For nearly two decades, Pensacola’s Westside plans have envisioned turning the former American Creosote Works property in Sanders Beach into a public park. For now, that vision remains on hold — not because of design disputes or local opposition, but because the land is still contaminated and the federal government has not yet secured all the money needed to clean it up.
At a meeting this week, members of the Westside Community Redevelopment Agency said the Environmental Protection Agency is moving closer to starting the first phase of cleanup at the long-polluted site. But staff also told the board the project remains short $8.6 million and that a deeper, second phase of treatment has no funding at all, keeping the city from moving ahead with park construction and complicating decisions about buying the land.
The CRA is a special taxing district that uses dedicated funds to invest in targeted areas. The same elected officials who serve on City Council also serve as the CRA board, but in a separate legal role focused on redevelopment.
The American Creosote Works site once operated as a wood-treatment plant. The process used creosote, an oily wood preservative that can contain cancer-causing chemicals known as polycyclic aromatic hydrocarbons. Over time, those chemicals seeped into soil and groundwater. Testing has also found contamination in some nearby residential yards. Because of those risks, the federal government placed the property on the Superfund list in the early 1980s.
Superfund is the EPA’s program for the nation’s most hazardous waste sites. Under that program, the EPA sets the cleanup plan and controls the funding and timeline. Local governments can plan for reuse, but they cannot build on the land until the agency signs off on the remediation.

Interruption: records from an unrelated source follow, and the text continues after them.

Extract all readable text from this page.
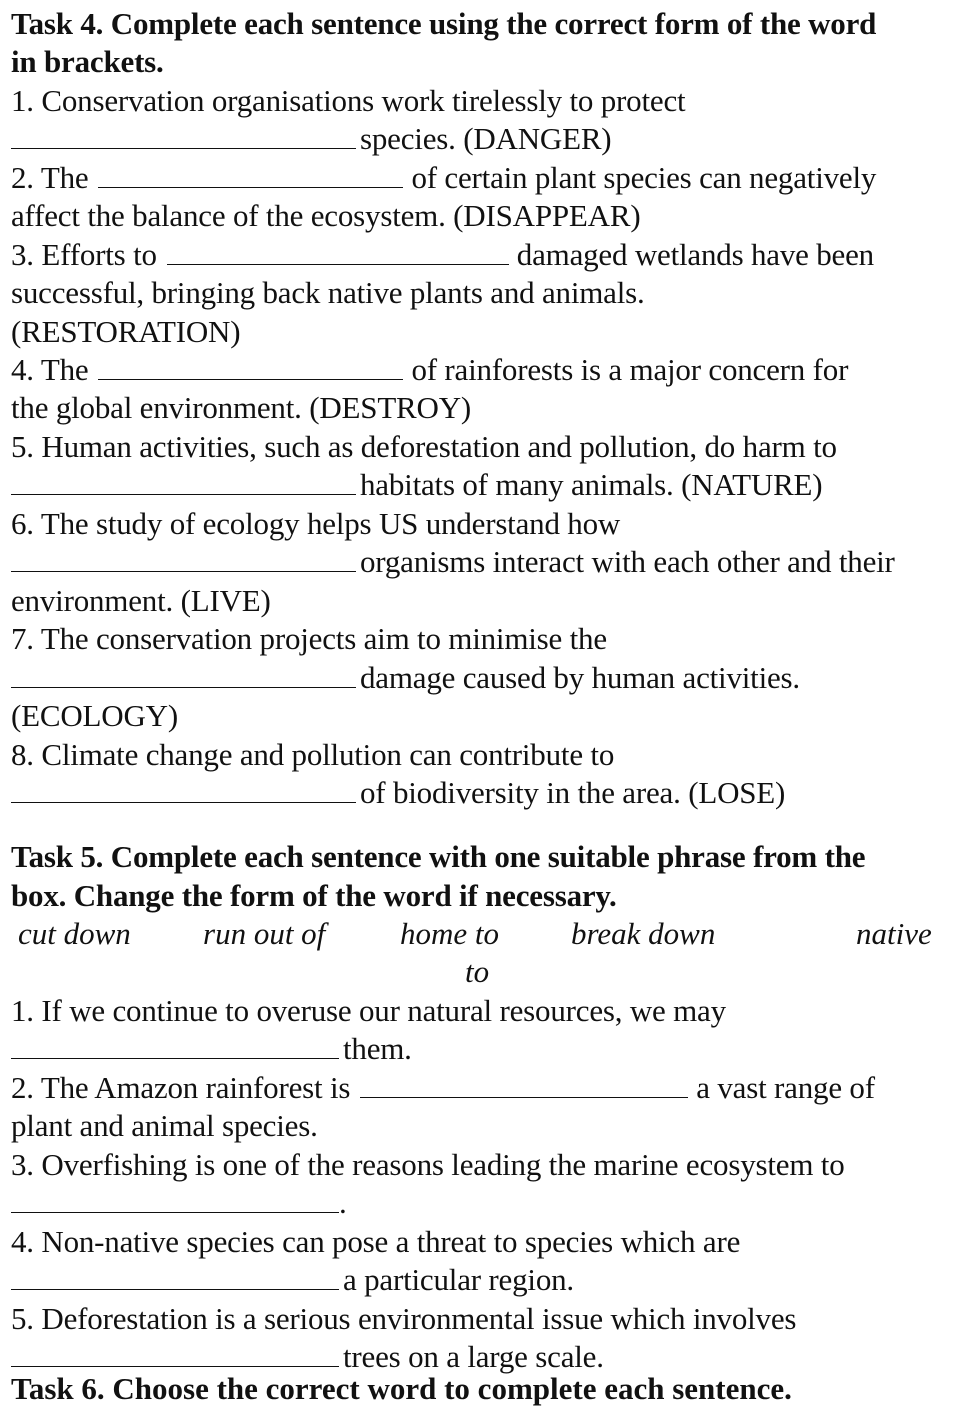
Task 4. Complete each sentence using the correct form of the word
in brackets.
1. Conservation organisations work tirelessly to protect
species. (DANGER)
2. The	of certain plant species can negatively
affect the balance of the ecosystem. (DISAPPEAR)
3. Efforts to	damaged wetlands have been
successful, bringing back native plants and animals.
(RESTORATION)
4. The	of rainforests is a major concern for
the global environment. (DESTROY)
5. Human activities, such as deforestation and pollution, do harm to
habitats of many animals. (NATURE)
6. The study of ecology helps US understand how
organisms interact with each other and their
environment. (LIVE)
7. The conservation projects aim to minimise the
damage caused by human activities.
(ECOLOGY)
8. Climate change and pollution can contribute to
of biodiversity in the area. (LOSE)
Task 5. Complete each sentence with one suitable phrase from the
box. Change the form of the word if necessary.
cut down run out of home to break down	native
to
1. If we continue to overuse our natural resources, we may
them.
2. The Amazon rainforest is	a vast range of
plant and animal species.
3. Overfishing is one of the reasons leading the marine ecosystem to
.
4. Non-native species can pose a threat to species which are
a particular region.
5. Deforestation is a serious environmental issue which involves
trees on a large scale.
Task 6. Choose the correct word to complete each sentence.
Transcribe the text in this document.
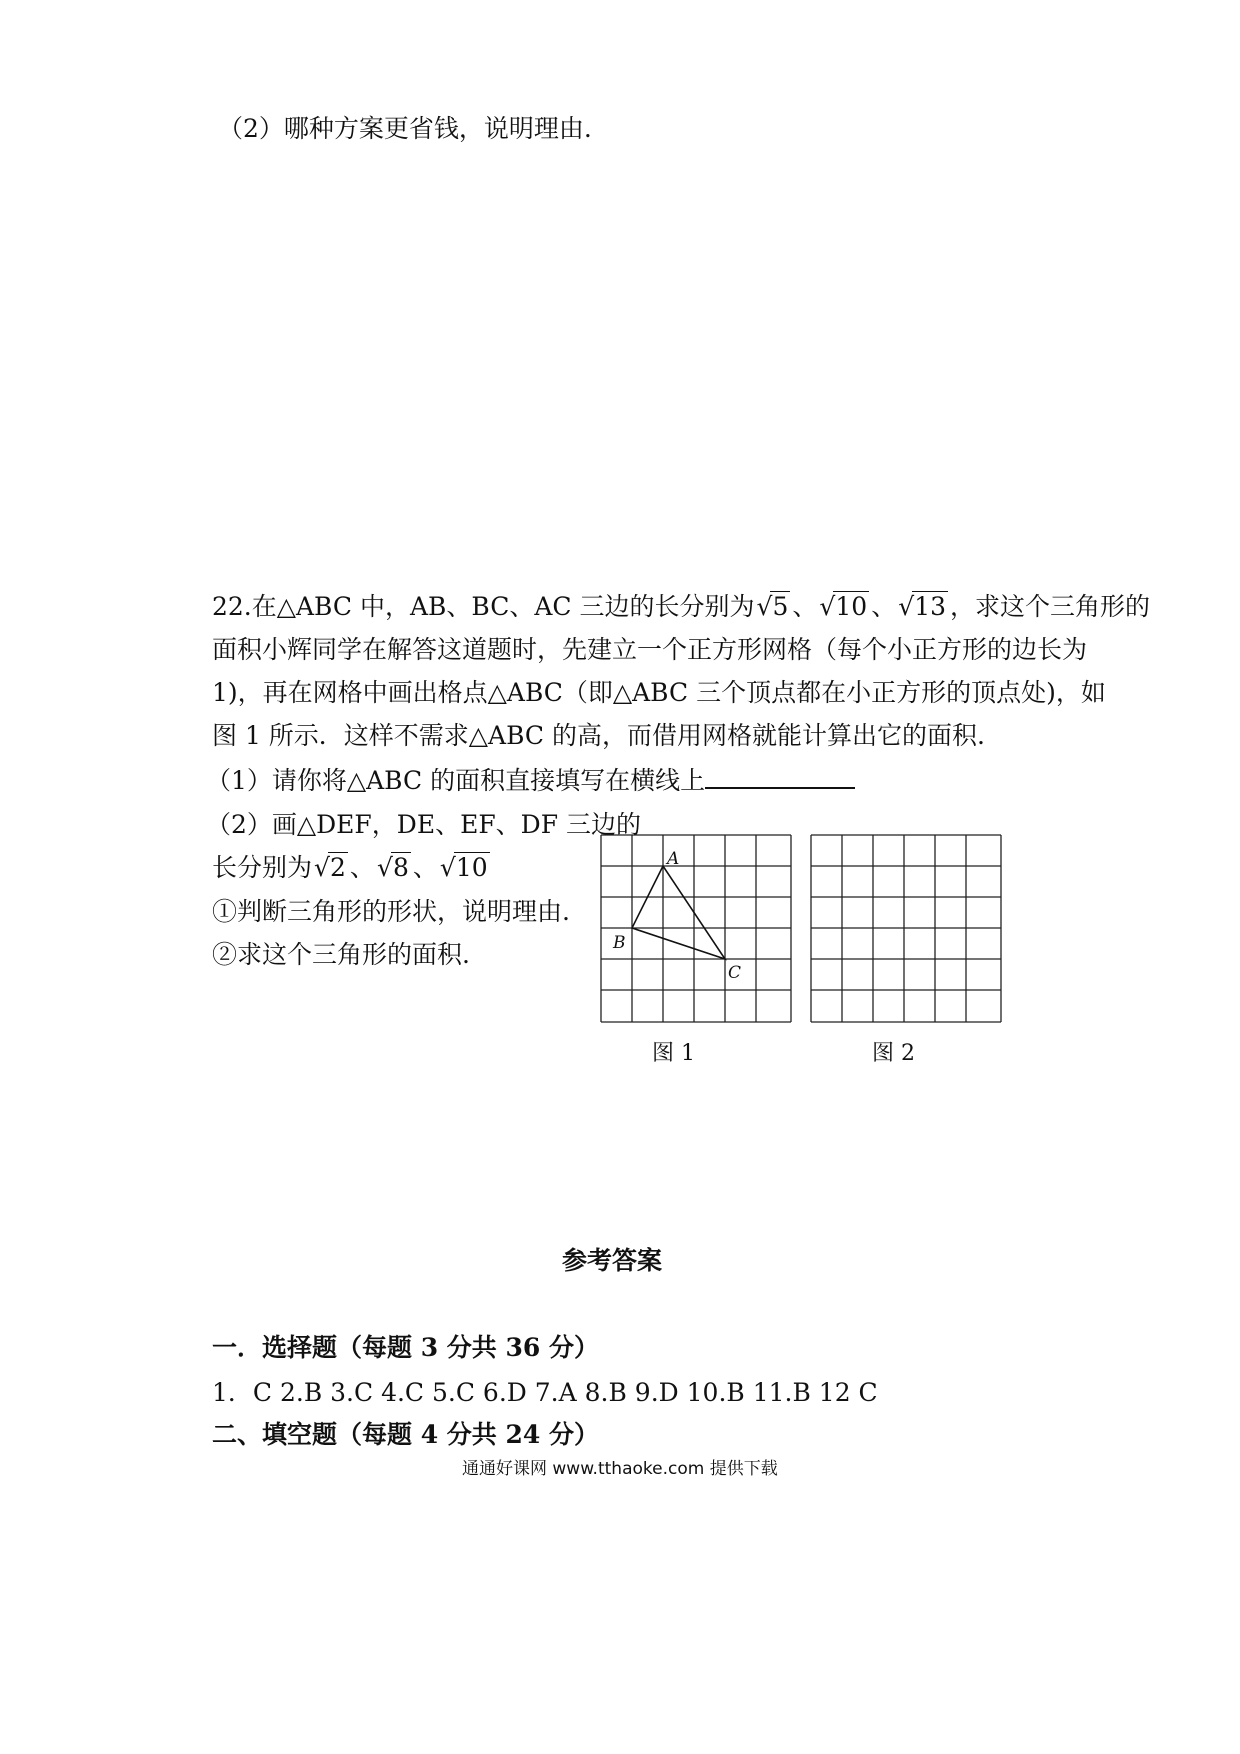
（2）哪种方案更省钱，说明理由.
22.在△ABC 中，AB、BC、AC 三边的长分别为 √ 5 、 √ 10 、 √ 13 ，求这个三角形的
面积小辉同学在解答这道题时，先建立一个正方形网格（每个小正方形的边长为
1)，再在网格中画出格点△ABC（即△ABC 三个顶点都在小正方形的顶点处)，如
图 1 所示．这样不需求△ABC 的高，而借用网格就能计算出它的面积.
（1）请你将△ABC 的面积直接填写在横线上
（2）画△DEF，DE、EF、DF 三边的
长分别为 √ 2 、 √ 8 、 √ 10
①判断三角形的形状，说明理由.
②求这个三角形的面积.
A
B
C
图 1	图 2
参考答案
一．选择题（每题 3 分共 36 分）
1．C 2.B 3.C 4.C 5.C 6.D 7.A 8.B 9.D 10.B 11.B 12 C
二、填空题（每题 4 分共 24 分）
通通好课网 www.tthaoke.com 提供下载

The property sits inside the Westside CRA, and since 2007, the agency’s plans have identified it as a future public park or green space once it is safe for people to use.
Peter Thorpe, the EPA’s remedial project manager, told the board the cleanup is divided into two parts. Phase 1 is designed to reduce immediate exposure and stabilize the site. Phase 2 relies on thermal extraction, a more complex treatment that remains unfunded.
Phase 1 is moving toward construction, he said. The U.S. Army Corps of Engineers will manage the work. Contractors are expected to bid the project in March, with a contract award in May. If that schedule holds, crews would begin digging up contaminated yards in early summer.
“We project that to take about six months or so,” Thorpe said.
After the yard work, crews would install an underground barrier wall and cap contaminated soil on the property, he said. Areas without a cap could support trees and other flexible uses. Areas with a cap would face limits on planting and construction to avoid damaging the protective layer.
Even with that progress, the project is not fully funded. Staff told the board that Phase 1 is “predominantly funded,” but still short by $8.6 million. Phase 2 has no funding at all.
“We are very confident we'll get the $8 million to fund part one,” Thorpe said. “Part two is a little more iffy.”
Thorpe said the site could still open as a park after Phase 1, even if Phase 2 is delayed. He cautioned that if thermal work happens later, crews would likely have to fence off part of the property for about a year.
Those funding uncertainties are also shaping how the city is approaching the property itself.
In 2022, the CRA set aside $100,000 to explore a possible purchase. Victoria D’Angelo, the CRA’s administrative officer, said about 60% has been spent on appraisals, title work, and other due diligence.
Councilwoman Jennifer Brahier said she believed the money was meant to move the city toward acquisition.
“I think that when we approved the $100,000, we were approving it for actual acquisition,” she said. “To hear that 60% of it is gone with nothing in the works for acquisition is just concerning.”
City officials said the city could buy the property before the cleanup is finished and that doing so would not change the EPA’s responsibility for the work. For now, however, they are choosing to wait while the federal funding picture and timeline remain unsettled.
“So EPA 100% controls the remediation,” D’Angelo said, adding that the timeline and financing decisions also rest with the federal agency. Because public amenities cannot be built until cleanup is complete, she said, the city is “kind of in a holding pattern.”
Mayor D.C. Reeves said City Hall is pressing for action even though it does not control the federal process.
“A lot of this we don't control ... at the local level,” he said, “but we aren't sitting on our hands.”
Reeves also criticized how long the property has remained on the Superfund list.
“This has been an EPA Superfund site for many, many years,” he said. “And yet it does not appear that there’s any real obligation on the EPA’s part to actually clean up these sites.”
Reeves said he and staff have met with EPA officials in Washington and have been in touch with the area’s legislative delegation about the funding gap.
“We've had two meetings with EPA in Washington DC in the last 90 days,” he said. “... Nothing's going to happen if we don't get this $8.6 million Delta taken care of.”